Oil Fires in Iraq and the World's Air
In a story about oil fires set in trenches around Baghdad, a BBC News Online reporter recently quoted a British environmental chemist talking about the health affects of the smoke.
“Being in Baghdad just now must be like living in a bus garage, with all the engines running at full throttle,” said Ian Colbeck of the University of Essex.
An Alaskan scientist has studied the impact of oil fires on a grander scale, after Iraqi soldiers set fire to more than 600 oil wells as they retreated from Kuwait in February 1991. Iraqi soldiers fighting the 2003 war had ignited fewer than 10 oil wells as of April 2, 2003.
Cathy Cahill is a University of Alaska Fairbanks Geophysical Institute assistant professor of chemistry and atmospheric science who wrote her master’s thesis on the Kuwait oil fires. Scientists expected smoke from the 1991 fires to have worldwide impact, such as the spread of respiratory illnesses and a “nuclear winter,” during which the smoke would block sunlight all over the globe. That did not happen.
In the end, all that nightmarish smoke had little affect on the planet, Cahill said. The oil smoke did not reach the stratosphere, an area from about 12 to 30 miles above ground where wind currents would have ferried the smoke and particulates around the globe. The smoke dissipation showed Earth’s remarkable ability to clean itself.
“Most of it got swept out over the Indian Ocean and rained out during the monsoon season,” Cahill said.
In 1991, Cahill was a graduate student at the University of Washington. To write her thesis, she used data collected by scientists who flew a C-131A aircraft through the smoke plumes in Kuwait after the war. The researchers captured smoke and other solid particles from the fire in plastic bags mounted within the plane. She found that the oil smoke consisted of soot, organic carbon, salt, soil, sulfate, and trace metals.

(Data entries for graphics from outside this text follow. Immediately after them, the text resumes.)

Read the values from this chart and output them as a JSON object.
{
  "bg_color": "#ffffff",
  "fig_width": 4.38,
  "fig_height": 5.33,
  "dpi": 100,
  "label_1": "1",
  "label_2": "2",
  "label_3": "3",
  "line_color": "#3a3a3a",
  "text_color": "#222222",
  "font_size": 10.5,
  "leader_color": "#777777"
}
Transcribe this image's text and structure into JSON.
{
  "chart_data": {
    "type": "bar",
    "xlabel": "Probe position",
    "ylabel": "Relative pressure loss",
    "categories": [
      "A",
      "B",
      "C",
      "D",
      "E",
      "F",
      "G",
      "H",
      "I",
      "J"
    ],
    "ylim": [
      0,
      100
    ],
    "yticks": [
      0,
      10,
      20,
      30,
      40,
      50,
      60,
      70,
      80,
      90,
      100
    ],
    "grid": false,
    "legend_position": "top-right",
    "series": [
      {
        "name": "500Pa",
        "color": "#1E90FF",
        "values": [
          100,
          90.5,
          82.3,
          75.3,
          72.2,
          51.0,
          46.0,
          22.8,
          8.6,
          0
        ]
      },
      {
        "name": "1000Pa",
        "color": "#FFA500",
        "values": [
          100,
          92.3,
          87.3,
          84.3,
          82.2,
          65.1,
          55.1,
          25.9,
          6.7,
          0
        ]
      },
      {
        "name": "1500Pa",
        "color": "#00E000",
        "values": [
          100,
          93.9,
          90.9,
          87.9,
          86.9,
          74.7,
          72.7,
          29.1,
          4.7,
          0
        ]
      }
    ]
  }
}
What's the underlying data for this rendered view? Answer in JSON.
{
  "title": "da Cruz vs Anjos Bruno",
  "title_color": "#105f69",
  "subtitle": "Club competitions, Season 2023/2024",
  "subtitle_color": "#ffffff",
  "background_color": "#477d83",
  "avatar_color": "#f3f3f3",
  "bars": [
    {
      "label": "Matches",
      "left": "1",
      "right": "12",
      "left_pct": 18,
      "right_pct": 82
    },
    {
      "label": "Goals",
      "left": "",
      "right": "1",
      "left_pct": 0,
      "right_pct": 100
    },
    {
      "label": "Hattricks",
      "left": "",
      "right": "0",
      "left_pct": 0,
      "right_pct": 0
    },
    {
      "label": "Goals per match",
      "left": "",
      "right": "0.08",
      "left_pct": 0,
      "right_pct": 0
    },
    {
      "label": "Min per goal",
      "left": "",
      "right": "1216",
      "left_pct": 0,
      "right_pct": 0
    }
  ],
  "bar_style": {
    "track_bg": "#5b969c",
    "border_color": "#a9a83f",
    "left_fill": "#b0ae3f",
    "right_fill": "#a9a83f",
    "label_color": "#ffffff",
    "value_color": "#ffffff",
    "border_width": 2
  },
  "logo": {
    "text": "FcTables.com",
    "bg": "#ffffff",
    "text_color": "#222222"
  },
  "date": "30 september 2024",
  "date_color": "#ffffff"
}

Other researchers found that the Kuwait fires consumed the equivalent of 4.6 million barrels of oil and gas each day, and though the smoke did not affect the global community, the local effects were dramatic. Those working to cap the oil wells were coated with oil that rained from the plumes, oil and soot coated the desert, and the ground temperatures below the smoke plume cooled by about 5 degrees Celsius.
Cahill found that the foul black air over Kuwait in 1991 contained less junk than the average air over some of the world’s most polluted cities.
“The concentrations we were dealing with in Kuwait were high, but they were less than in Beijing at times,” she said.
Cahill found that air samples from the smoke plumes over Kuwait in 1991 contained as much as 1113 micrograms of particles per cubic meter of a whitish plume from burning natural gas and brine, and as little as 50 micrograms per cubic meter of an oily black plume. In studies of air quality, Mexico City registered a maximum 24-hour concentration of 542 micrograms of particles per cubic meter of air in 1997, and Beijing averaged 364 micrograms per cubic meter of air for the entire year in 1996. An ongoing study at Denali National Park shows an average yearly concentration of 1.4 micrograms per cubic meter of air.
Dust is probably a greater airborne irritant than oil smoke during the 2003 Iraq war, Cahill said. Windstorms whip up enough dust particles to blot out the sun at times, and many of those particles are smaller than 2.5 microns, the size at which particles enter the lungs.
“You hear a lot of reporters coughing on TV,” she said. “They’re not used to breathing in particulates.”